March Again

A look back at my March 2021 calendar finds I did things I like to do during the past four weeks — writing events, walking, an art class, food shopping, and cooking. Notably different: all except walking and cooking took place online or through online ordering. That’s something we’ve all gotten used to in the past year, after a March that can’t compare to any other.

My goals for March 2020 centered around trying new things and enjoying old favorites. In February 2020, when I wrote my list, I had read about a new virus in China, worried American scientists, the lockdown in a far-away land. Still, it seemed like 2020 would be like any other year.

Until it wasn’t.

chalkboard with blm title near respiratory mask on black background
Brett Sayles / Pexels.com

A handwritten journal from March 15, 2020:

“The COVID-19 pandemic is 2+ weeks old. We’re starting our two-week isolation. We’re only supposed to go out if necessary, not in groups. Everything is canceled. I started stocking up about 2 weeks ago. I’m glad it’s being taken seriously here now. It hasn’t been since it showed up in Washington state. Hopefully, the 2-week closure, cancellation, and isolation will do the job.”

In the back of my mind, I knew better from everything I had read through February, but hope is a nice thing to have.

The latter half of March 2020 felt a year long — time eternal as I muddled through scientific literature, uninformative (to say the least) federal press conferences, newspaper articles, and unsuccessful in-person then online searches for toilet paper (the one thing I didn’t think to stock up before the lockdown).

I know a year passing by officially can’t be a sudden event, but the parade of similar days became months and then a year in an optical illusion resembling the blink of an eye.

light blue one use medical protective masks
Karolina Grabowska / Pexels.com

It’s good that I wrote something down about it often because there’s no way I’d remember what happened when and just how unsettling a time it was and has been.

It’s been 100 years and it’s been a day. Time is strange. Shock is discombobulating. We are living through a pandemic. I still sometimes shake my head at that reality, especially since my hyper-focus on understanding and being prepared settled months ago into this is just the way it is, for who knows how long.

I get my second vaccine dose in a couple weeks. Of course I wrote about getting my first a couple weeks ago, though I doubt I’d ever forget the feeling of sitting in the pharmacy and getting my shot. This is really going to end, a thought I didn’t fully believe until that moment. I certainly didn’t even entertain it in March 2020 — the unknowns, overwhelming, and every day filled with new facts, guidelines, fears, puzzle pieces put in place revealing unpleasant realities and uncertainties.

We’re so much closer than we were. We can see the finish line.
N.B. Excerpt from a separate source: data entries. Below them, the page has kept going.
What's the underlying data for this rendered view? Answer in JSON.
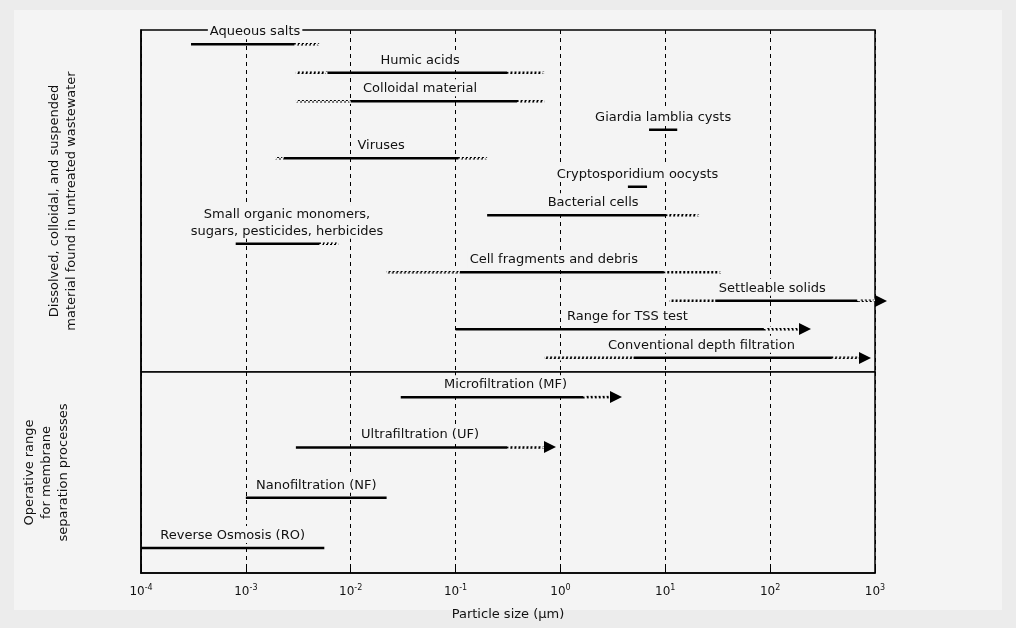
{
  "chart_data": [
    {
      "type": "bar",
      "orientation": "horizontal",
      "log": "x",
      "ylabel": "Dissolved, colloidal, and suspended\nmaterial found in untreated wastewater",
      "categories": [
        "Aqueous salts",
        "Humic acids",
        "Colloidal material",
        "Giardia lamblia cysts",
        "Viruses",
        "Cryptosporidium oocysts",
        "Bacterial cells",
        "Small organic monomers,\nsugars, pesticides, herbicides",
        "Cell fragments and debris",
        "Settleable solids",
        "Range for TSS test",
        "Conventional depth filtration"
      ],
      "xlim": [
        0.0001,
        1000
      ],
      "xticks": [
        {
          "value": 0.0001,
          "label": null
        },
        {
          "value": 0.001,
          "label": null
        },
        {
          "value": 0.01,
          "label": null
        },
        {
          "value": 0.1,
          "label": null
        },
        {
          "value": 1,
          "label": null
        },
        {
          "value": 10,
          "label": null
        },
        {
          "value": 100,
          "label": null
        },
        {
          "value": 1000,
          "label": null
        }
      ],
      "grid": "x",
      "tick_labels": false,
      "series": [
        {
          "color": "#000000",
          "line_style": "dotted",
          "base": [
            null,
            0.003,
            0.003,
            null,
            0.0019,
            null,
            null,
            null,
            0.022,
            11,
            null,
            0.7
          ],
          "values": [
            null,
            0.003,
            0.007,
            null,
            0.0004,
            null,
            null,
            null,
            0.088,
            19,
            null,
            4.3
          ]
        },
        {
          "color": "#000000",
          "line_style": "solid",
          "base": [
            0.0003,
            0.006,
            0.01,
            7,
            0.0023,
            4.4,
            0.2,
            0.0008,
            0.11,
            30,
            0.1,
            5
          ],
          "values": [
            0.0027,
            0.314,
            0.39,
            6,
            0.1077,
            2.3,
            10.3,
            0.0044,
            9.89,
            670,
            89.9,
            395
          ]
        },
        {
          "color": "#000000",
          "line_style": "dotted",
          "base": [
            0.003,
            0.32,
            0.4,
            null,
            0.11,
            null,
            10.5,
            0.0052,
            10,
            null,
            null,
            null
          ],
          "values": [
            0.002,
            0.38,
            0.3,
            null,
            0.09,
            null,
            10.5,
            0.0024,
            24,
            null,
            null,
            null
          ]
        },
        {
          "color": "#000000",
          "line_style": "dotted",
          "marker": "triangle",
          "base": [
            null,
            null,
            null,
            null,
            null,
            null,
            null,
            null,
            null,
            700,
            90,
            400
          ],
          "values": [
            null,
            null,
            null,
            null,
            null,
            null,
            null,
            null,
            null,
            300,
            100,
            300
          ]
        }
      ]
    },
    {
      "type": "bar",
      "orientation": "horizontal",
      "log": "x",
      "ylabel": "Operative range\nfor membrane\nseparation processes",
      "xlabel": "Particle size (μm)",
      "categories": [
        "Microfiltration (MF)",
        "Ultrafiltration (UF)",
        "Nanofiltration (NF)",
        "Reverse Osmosis (RO)"
      ],
      "xlim": [
        0.0001,
        1000
      ],
      "xticks": [
        {
          "value": 0.0001,
          "label": "10$^{-4}$"
        },
        {
          "value": 0.001,
          "label": "10$^{-3}$"
        },
        {
          "value": 0.01,
          "label": "10$^{-2}$"
        },
        {
          "value": 0.1,
          "label": "10$^{-1}$"
        },
        {
          "value": 1,
          "label": "10$^{0}$"
        },
        {
          "value": 10,
          "label": "10$^{1}$"
        },
        {
          "value": 100,
          "label": "10$^{2}$"
        },
        {
          "value": 1000,
          "label": "10$^{3}$"
        }
      ],
      "grid": "x",
      "tick_labels": "x",
      "series": [
        {
          "color": "#000000",
          "line_style": "solid",
          "base": [
            0.03,
            0.003,
            0.001,
            0.0001
          ],
          "values": [
            1.67,
            0.317,
            0.021,
            0.0055
          ]
        },
        {
          "color": "#000000",
          "line_style": "dotted",
          "marker": "triangle",
          "base": [
            1.7,
            0.32,
            null,
            null
          ],
          "values": [
            1.3,
            0.38,
            null,
            null
          ]
        }
      ]
    }
  ]
}
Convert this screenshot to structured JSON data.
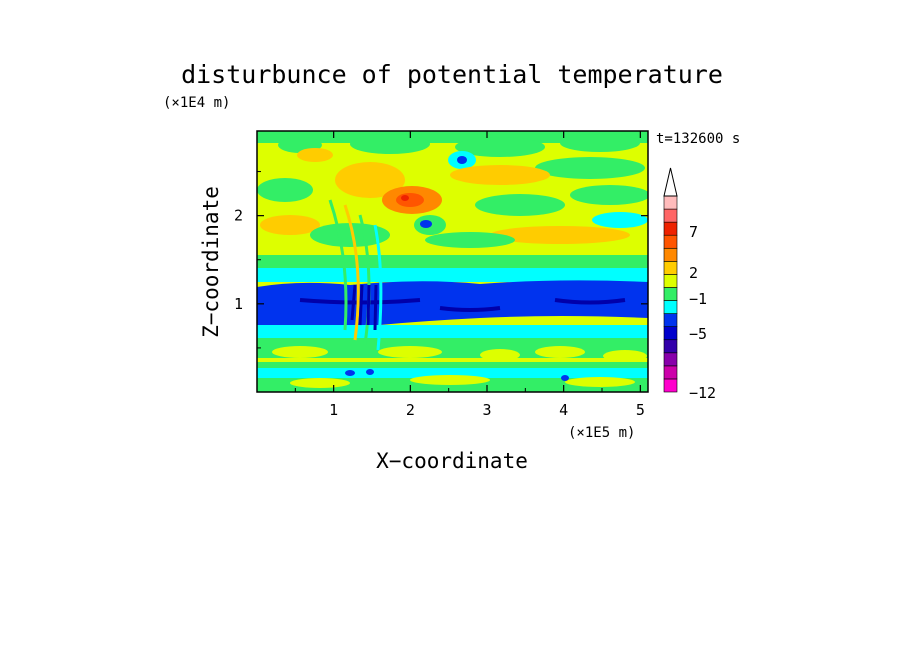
{
  "chart_data": {
    "type": "heatmap",
    "title": "disturbunce of potential temperature",
    "time_label": "t=132600 s",
    "xlabel": "X−coordinate",
    "ylabel": "Z−coordinate",
    "x_unit": "(×1E5 m)",
    "y_unit": "(×1E4 m)",
    "xlim": [
      0,
      5.1
    ],
    "ylim": [
      0,
      2.96
    ],
    "xticks": [
      1,
      2,
      3,
      4,
      5
    ],
    "yticks": [
      1,
      2
    ],
    "xtick_labels": [
      "1",
      "2",
      "3",
      "4",
      "5"
    ],
    "ytick_labels": [
      "1",
      "2"
    ],
    "colorbar": {
      "labeled_levels": [
        7,
        2,
        -1,
        -5,
        -12
      ],
      "labels": [
        "7",
        "2",
        "−1",
        "−5",
        "−12"
      ],
      "colors_bottom_to_top": [
        "#ff00cc",
        "#cc00aa",
        "#8800aa",
        "#3300aa",
        "#0000cc",
        "#0033ee",
        "#00ffff",
        "#33ee66",
        "#ddff00",
        "#ffcc00",
        "#ff8800",
        "#ff5500",
        "#ee2200",
        "#ff6666",
        "#ffbbbb"
      ],
      "extend_top_color": "#ffffff"
    },
    "z_bands": [
      {
        "z_range": [
          0.0,
          0.25
        ],
        "dominant_level": "-1 to 0",
        "notes": "cyan/green with blue spots near ground"
      },
      {
        "z_range": [
          0.25,
          0.45
        ],
        "dominant_level": "0 to 2",
        "notes": "alternating yellow and green cells"
      },
      {
        "z_range": [
          0.45,
          0.75
        ],
        "dominant_level": "-1",
        "notes": "cyan/green layer"
      },
      {
        "z_range": [
          0.75,
          1.25
        ],
        "dominant_level": "-5",
        "notes": "blue layer with dark-blue streaks"
      },
      {
        "z_range": [
          1.25,
          1.55
        ],
        "dominant_level": "-1",
        "notes": "cyan/green layer with wave pattern near x=1.5"
      },
      {
        "z_range": [
          1.55,
          2.96
        ],
        "dominant_level": "0 to 3",
        "notes": "yellow/orange/green gravity wave field"
      }
    ]
  }
}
If we hold on, hang in there a little longer…

I don’t need to write anything to remember the hundreds of thousands who didn’t make it to these brighter days or those who did by living through and getting by however they could.

There are some things you just can’t forget.

What will next March bring? We’ll all find out in the apparent millisecond it will take to get there. No sense wondering what’s ahead. Thanks to COVID, more than ever before I stay in the now. And now, it’s almost over.

We hope.

4 responses

  1. Discombobulating. Kind of onomatopoetic.

    Haven’t seen either word in a long time.

  2. “It’s been 100 years and it’s been a day.”

    That sentence explains it. It’s going to take me a decade, or an hour, to process all that has happened in the last year. I don’t know any other time when I’ve felt so overwhelmed while being in control– or maybe it was that I was in control of being overwhelmed. Don’t know

  3. Thanks, Ally. Today felt like a decade. Some pandemic days are like that…

  4. The pandemic quarantine’s a good time to look up and use some long-forgotten words, eh?